Le dernier disque de l’OCL, consacré aux Symphonies de chambre op. 73a et 83a de Chostakovitch, vient de paraître chez Fuga Libera (Outhere Music). Il s’agit des versions arrangées par Rudolf Barshai des Quatuors à cordes n°3 et n°4. Barshai, qui fut l’un des meilleures altistes de son temps, était un ami de Chostakovitch et leur collaboration fut longue et intense. Ces arrangements pour orchestre de chambre de ces célèbres quatuors proposent une lecture complètement différente des oeuvres initiales et ont été salués par Chostakovich lui-même, qui aurait dit à propos de l’un d’entre eux qu’il « sonnait mieux que l’original ». En complément des deux pièces, Joshua Weilerstein explique sa vision des oeuvres dans un bonus de quelques minutes.


UNE VICTOIRE MORALE

 » La musique de Chostakovitch a toujours été liée à l’histoire de sa vie en Russie soviétique. Toute appréciation en a toujours été teintée par ses deux dénonciations, la perte de nombreux amis et l’oppression que subirent ses compatriotes et lui-même. Il existe des histoires profondément émouvantes à raconter au sujet des oeuvres de cet enregistrement. (…)

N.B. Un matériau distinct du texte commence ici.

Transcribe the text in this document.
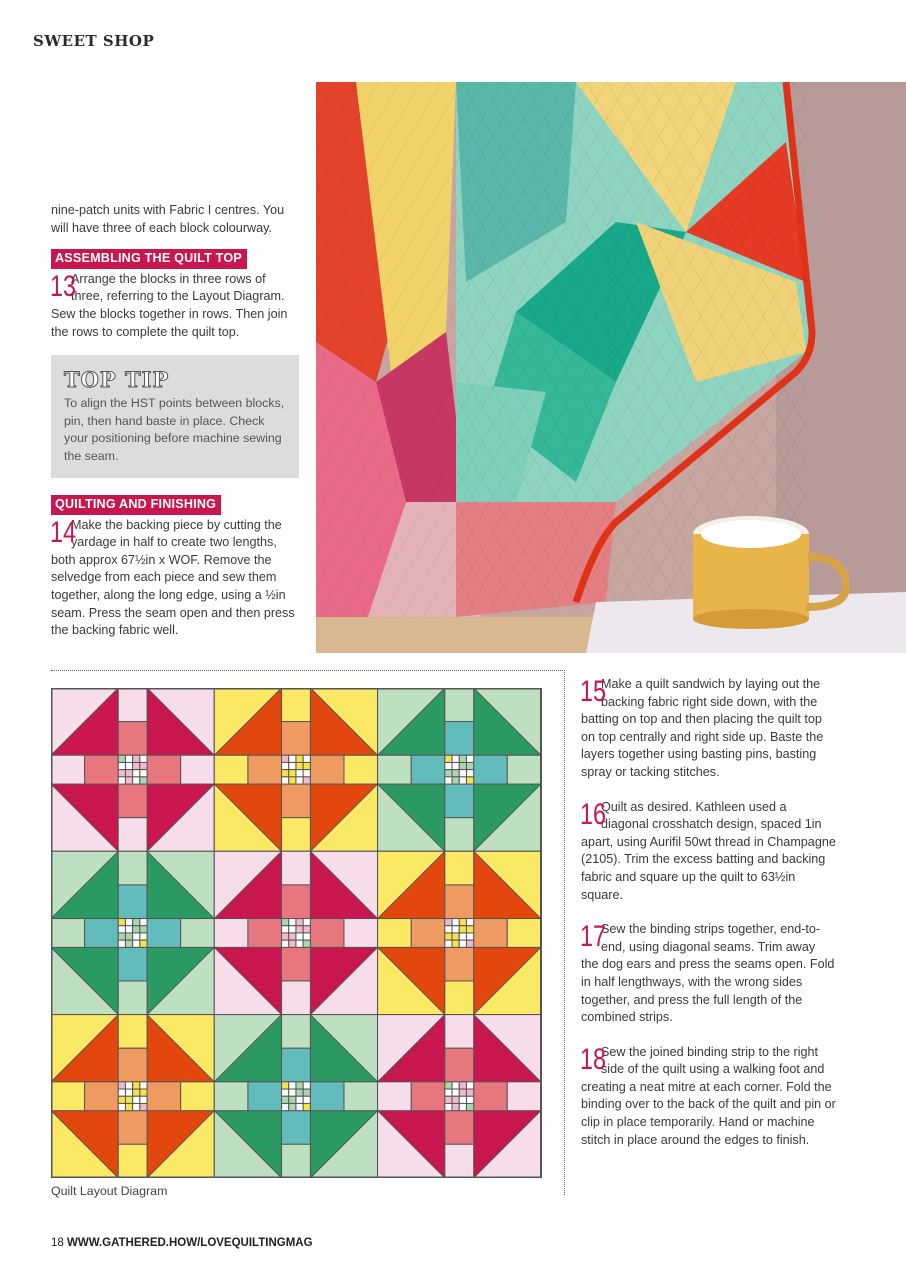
SWEET SHOP

nine-patch units with Fabric I centres. You will have three of each block colourway.

ASSEMBLING THE QUILT TOP

13
Arrange the blocks in three rows of three, referring to the Layout Diagram. Sew the blocks together in rows. Then join the rows to complete the quilt top.

TOP TIP
To align the HST points between blocks, pin, then hand baste in place. Check your positioning before machine sewing the seam.
QUILTING AND FINISHING

14
Make the backing piece by cutting the yardage in half to create two lengths, both approx 67½in x WOF. Remove the selvedge from each piece and sew them together, along the long edge, using a ½in seam. Press the seam open and then press the backing fabric well.

Quilt Layout Diagram

15
Make a quilt sandwich by laying out the backing fabric right side down, with the batting on top and then placing the quilt top on top centrally and right side up. Baste the layers together using basting pins, basting spray or tacking stitches.

16
Quilt as desired. Kathleen used a diagonal crosshatch design, spaced 1in apart, using Aurifil 50wt thread in Champagne (2105). Trim the excess batting and backing fabric and square up the quilt to 63½in square.

17
Sew the binding strips together, end-to-end, using diagonal seams. Trim away the dog ears and press the seams open. Fold in half lengthways, with the wrong sides together, and press the full length of the combined strips.

18
Sew the joined binding strip to the right side of the quilt using a walking foot and creating a neat mitre at each corner. Fold the binding over to the back of the quilt and pin or clip in place temporarily. Hand or machine stitch in place around the edges to finish.

18 WWW.GATHERED.HOW/LOVEQUILTINGMAG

Ces pièces n’étaient pas forcément destinées à être entendues d’un large public ; les arrangements des quatuors par Rudolf Barshai pour un ensemble plus large trouvent le moyen de les conserver profondément intimes et personnelles. Ces arrangements donnent aux oeuvres une ampleur et une portée plus larges tout en respectant le contexte dans lequel elles ont été écrites. (…)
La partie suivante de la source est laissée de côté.